Sunday 28 April 2024

Poor Things (Yorgos Lanthimos, 2023)


Lanthimos will never be content playing second fiddle in the deliberately provocative filmmaker game to Von Trier or Haneke. He's determined to be seen as actually clinically insane, and puts up a very convincing case. Naturally this is also lapped up by many as proof of his genius.

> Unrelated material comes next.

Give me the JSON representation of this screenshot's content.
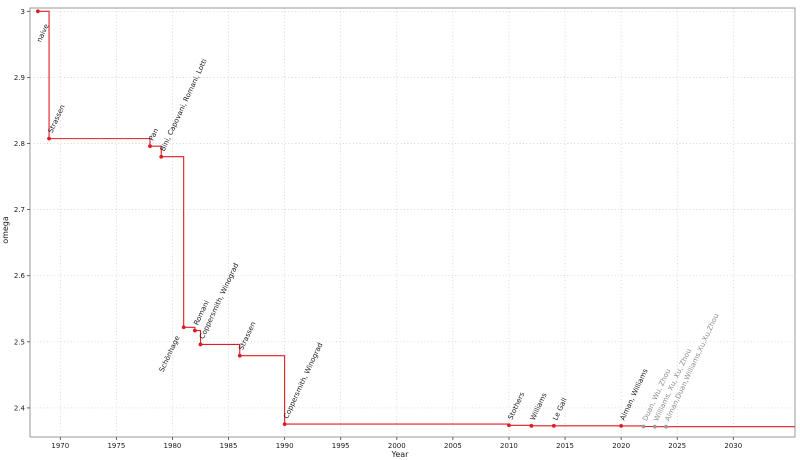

If you are prepared to be bombarded with scene after scene targeting every 'bourgeois' sensibility and regard for naturalism, Lanthimos gives you that in spades, even more here than before. Willem Dafoe (still on his deranged setting from The Lighthouse) plays a Frankenstein-type Victorian doctor who reanimates the corpse of a suicide using the brain of the foetus that she was carrying. The resulting woman named Bella, at first with the mind of an infant, soon discovers the delights of masturbation and the wider world outside the confines of the doctor's house, learning to talk in barrages of ornate synonyms, as she also learns about the cruelty of mankind and men in particular. As has always been obvious in the case of the director himself, she remains thoroughly autistic and this detracts quite severely from any sociopolitical point regarding the exploitation of women that one might want to read into her situation. The lavish sets, a fantastical steampunk melange of Art Nouveau, Baroque, modernist and Gothic, do make the film a visual feast, and the pitch-black humour at many instances also adds to the heady brew. But watching Emma Stone as Bella get shagged interminably by the paying male population of Paris hardly makes a feminist statement of note, even if her absolute commitment to the role shines through so clearly that her Best Actress Oscar was justly deserved.
Consider the entirety as what Terry Giliam or Wes Anderson would turn out if they had no self-control at all. Fascinating, but equally alienating.